On July 13, CMS announced in the Medicare Physician Fee Schedule (MPFS) proposed rule for 2010 proposed changes to Medicare policies and payment rates for physician services, including radiation oncology, that would cut payments to radiation therapy services by nearly 20 percent.

Medicare currently assumes that “costly” (in excess of $1 million) imaging machines, such as MRI and CT scanners, are used 25 hours per week (50 percent of the time that providers are assumed to be open for business).

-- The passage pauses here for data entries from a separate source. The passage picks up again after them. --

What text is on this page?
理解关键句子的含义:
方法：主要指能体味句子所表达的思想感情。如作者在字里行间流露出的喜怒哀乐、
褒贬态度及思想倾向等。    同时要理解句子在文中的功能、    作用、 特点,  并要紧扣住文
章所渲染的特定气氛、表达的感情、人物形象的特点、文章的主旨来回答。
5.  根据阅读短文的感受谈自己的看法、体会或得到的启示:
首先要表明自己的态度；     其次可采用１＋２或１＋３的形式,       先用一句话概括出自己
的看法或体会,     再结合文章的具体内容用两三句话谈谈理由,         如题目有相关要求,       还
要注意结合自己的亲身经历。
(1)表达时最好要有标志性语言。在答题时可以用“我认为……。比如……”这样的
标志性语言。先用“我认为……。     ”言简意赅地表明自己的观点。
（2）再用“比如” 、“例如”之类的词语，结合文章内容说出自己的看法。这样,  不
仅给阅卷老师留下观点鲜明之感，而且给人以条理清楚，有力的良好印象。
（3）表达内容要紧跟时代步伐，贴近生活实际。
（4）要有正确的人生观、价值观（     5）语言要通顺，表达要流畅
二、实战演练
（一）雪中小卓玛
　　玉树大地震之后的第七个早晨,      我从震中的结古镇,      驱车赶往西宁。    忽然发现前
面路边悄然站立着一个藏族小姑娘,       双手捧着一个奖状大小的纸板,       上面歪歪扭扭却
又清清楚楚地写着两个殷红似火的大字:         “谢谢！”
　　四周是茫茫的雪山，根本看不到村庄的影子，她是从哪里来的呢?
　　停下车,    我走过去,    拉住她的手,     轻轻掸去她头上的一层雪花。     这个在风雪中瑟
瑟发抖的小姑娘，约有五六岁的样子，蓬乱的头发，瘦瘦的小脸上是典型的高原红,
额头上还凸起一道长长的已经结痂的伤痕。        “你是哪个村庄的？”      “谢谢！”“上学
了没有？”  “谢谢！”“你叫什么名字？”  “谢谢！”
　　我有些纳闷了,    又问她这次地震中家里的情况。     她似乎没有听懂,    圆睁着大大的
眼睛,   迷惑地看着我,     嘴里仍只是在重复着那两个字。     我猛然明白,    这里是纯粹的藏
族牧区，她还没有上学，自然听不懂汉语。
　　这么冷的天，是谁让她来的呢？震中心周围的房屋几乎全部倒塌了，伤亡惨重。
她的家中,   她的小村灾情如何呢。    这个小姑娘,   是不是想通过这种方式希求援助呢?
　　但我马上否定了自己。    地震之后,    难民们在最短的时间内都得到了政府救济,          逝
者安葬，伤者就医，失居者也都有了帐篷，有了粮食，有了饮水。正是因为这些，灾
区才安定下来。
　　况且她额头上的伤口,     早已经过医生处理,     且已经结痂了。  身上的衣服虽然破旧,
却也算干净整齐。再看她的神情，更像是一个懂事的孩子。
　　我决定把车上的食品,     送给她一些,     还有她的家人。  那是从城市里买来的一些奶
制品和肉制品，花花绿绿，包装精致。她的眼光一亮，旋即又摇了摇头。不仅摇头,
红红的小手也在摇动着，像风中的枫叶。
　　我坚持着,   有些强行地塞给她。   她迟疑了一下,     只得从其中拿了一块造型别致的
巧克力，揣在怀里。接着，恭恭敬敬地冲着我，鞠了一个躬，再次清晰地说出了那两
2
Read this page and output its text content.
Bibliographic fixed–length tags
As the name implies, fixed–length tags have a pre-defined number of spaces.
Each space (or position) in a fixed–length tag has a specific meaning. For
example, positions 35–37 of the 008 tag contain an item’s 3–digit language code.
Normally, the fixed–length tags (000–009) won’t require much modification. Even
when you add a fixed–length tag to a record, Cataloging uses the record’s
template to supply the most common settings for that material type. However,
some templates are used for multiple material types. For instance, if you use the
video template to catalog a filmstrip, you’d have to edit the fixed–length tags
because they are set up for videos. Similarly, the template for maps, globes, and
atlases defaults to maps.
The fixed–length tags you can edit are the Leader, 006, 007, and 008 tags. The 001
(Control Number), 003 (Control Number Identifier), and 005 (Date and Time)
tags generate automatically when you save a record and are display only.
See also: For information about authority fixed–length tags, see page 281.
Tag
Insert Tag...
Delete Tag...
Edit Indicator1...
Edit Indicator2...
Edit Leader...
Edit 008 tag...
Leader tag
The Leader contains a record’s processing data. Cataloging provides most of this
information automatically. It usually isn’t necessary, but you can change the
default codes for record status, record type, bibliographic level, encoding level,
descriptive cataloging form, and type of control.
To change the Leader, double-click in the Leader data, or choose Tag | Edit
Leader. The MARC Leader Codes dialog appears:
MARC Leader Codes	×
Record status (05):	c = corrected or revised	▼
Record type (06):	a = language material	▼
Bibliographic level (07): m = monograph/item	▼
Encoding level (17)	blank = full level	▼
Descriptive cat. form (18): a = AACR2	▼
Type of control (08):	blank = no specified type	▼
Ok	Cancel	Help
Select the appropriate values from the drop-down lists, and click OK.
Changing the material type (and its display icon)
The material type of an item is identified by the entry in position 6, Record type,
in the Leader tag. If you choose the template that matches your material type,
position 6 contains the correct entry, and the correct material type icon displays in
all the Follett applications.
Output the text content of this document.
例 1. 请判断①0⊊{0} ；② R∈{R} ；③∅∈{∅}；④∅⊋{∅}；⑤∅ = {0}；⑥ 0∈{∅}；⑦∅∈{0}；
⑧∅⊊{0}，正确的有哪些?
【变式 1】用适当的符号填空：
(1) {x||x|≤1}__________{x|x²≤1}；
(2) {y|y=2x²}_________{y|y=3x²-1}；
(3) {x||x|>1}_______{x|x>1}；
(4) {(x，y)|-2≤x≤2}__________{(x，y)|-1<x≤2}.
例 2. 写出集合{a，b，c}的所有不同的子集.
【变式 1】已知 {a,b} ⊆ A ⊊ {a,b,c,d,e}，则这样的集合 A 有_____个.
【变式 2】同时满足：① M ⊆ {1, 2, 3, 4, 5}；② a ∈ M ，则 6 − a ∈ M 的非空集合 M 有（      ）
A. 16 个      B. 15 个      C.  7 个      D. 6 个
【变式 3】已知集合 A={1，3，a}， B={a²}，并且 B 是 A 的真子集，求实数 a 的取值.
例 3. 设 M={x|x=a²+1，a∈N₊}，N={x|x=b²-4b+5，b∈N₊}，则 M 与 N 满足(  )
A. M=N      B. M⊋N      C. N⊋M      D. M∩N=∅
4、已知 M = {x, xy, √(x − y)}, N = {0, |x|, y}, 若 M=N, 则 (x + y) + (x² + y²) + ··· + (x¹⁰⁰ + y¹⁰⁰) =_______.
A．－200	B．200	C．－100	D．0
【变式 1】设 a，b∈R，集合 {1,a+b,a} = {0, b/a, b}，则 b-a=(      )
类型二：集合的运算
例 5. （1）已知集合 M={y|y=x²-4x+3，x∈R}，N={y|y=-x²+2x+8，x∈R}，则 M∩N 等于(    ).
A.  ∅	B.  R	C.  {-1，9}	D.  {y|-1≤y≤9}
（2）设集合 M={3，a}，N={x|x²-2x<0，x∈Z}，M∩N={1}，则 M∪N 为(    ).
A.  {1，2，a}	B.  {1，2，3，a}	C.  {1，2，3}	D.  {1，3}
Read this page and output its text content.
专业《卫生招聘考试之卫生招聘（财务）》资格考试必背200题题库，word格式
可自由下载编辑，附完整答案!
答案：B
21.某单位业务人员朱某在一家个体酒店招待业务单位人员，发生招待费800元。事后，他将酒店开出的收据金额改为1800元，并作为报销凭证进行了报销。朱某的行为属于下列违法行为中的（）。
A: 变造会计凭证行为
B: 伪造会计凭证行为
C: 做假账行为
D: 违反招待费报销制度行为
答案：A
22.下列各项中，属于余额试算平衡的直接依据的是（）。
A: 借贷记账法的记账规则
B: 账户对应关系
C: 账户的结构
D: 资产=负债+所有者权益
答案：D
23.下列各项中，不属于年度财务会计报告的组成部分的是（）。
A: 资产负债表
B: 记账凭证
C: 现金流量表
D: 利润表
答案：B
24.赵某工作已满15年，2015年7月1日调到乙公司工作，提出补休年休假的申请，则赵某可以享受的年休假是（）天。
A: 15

Believed to be following the advice of MedPAC, CMS recalculated utilization rates for radiation therapy equipment used in freestanding cancer treatment centers at an assumed rate of 90 percent.

“Setting the equipment use factor at 25 hours per week—rather than at a higher level—has led to higher PE RVUs for these services,” MedPAC states in a March 2009 report. “Higher payment rates encourage providers with low expected volume to purchase expensive imaging machines. Once providers purchase machines, they have an incentive to use them as frequently as possible. Indeed, there is evidence that MRI and CT machines are used much more frequently than Medicare assumes. Medicare should adopt a normative standard in which providers are assumed to use expensive imaging machines at close to full capacity (45 hours per week, or 90 percent of the time that providers are assumed to be open).”

ASTRO begs to differ.

A new survey by dmrkynetec, commissioned by ASTRO, shows that Medicare’s proposed rate is “inappropriate,” according to Patricia Eifel, M.D., FASTRO, chairman of ASTRO and a professor of radiation oncology at M.D. Anderson Cancer Center in Houston.

“We are hopeful CMS will accept the findings of this independent research study and change its course regarding proposed cuts to radiation oncology. Otherwise, we are extremely fearful that these wrongful cuts will contribute to causing many cancer clinics to close or stop treating Medicare patients, denying many patients access to the care they need to fight cancer.”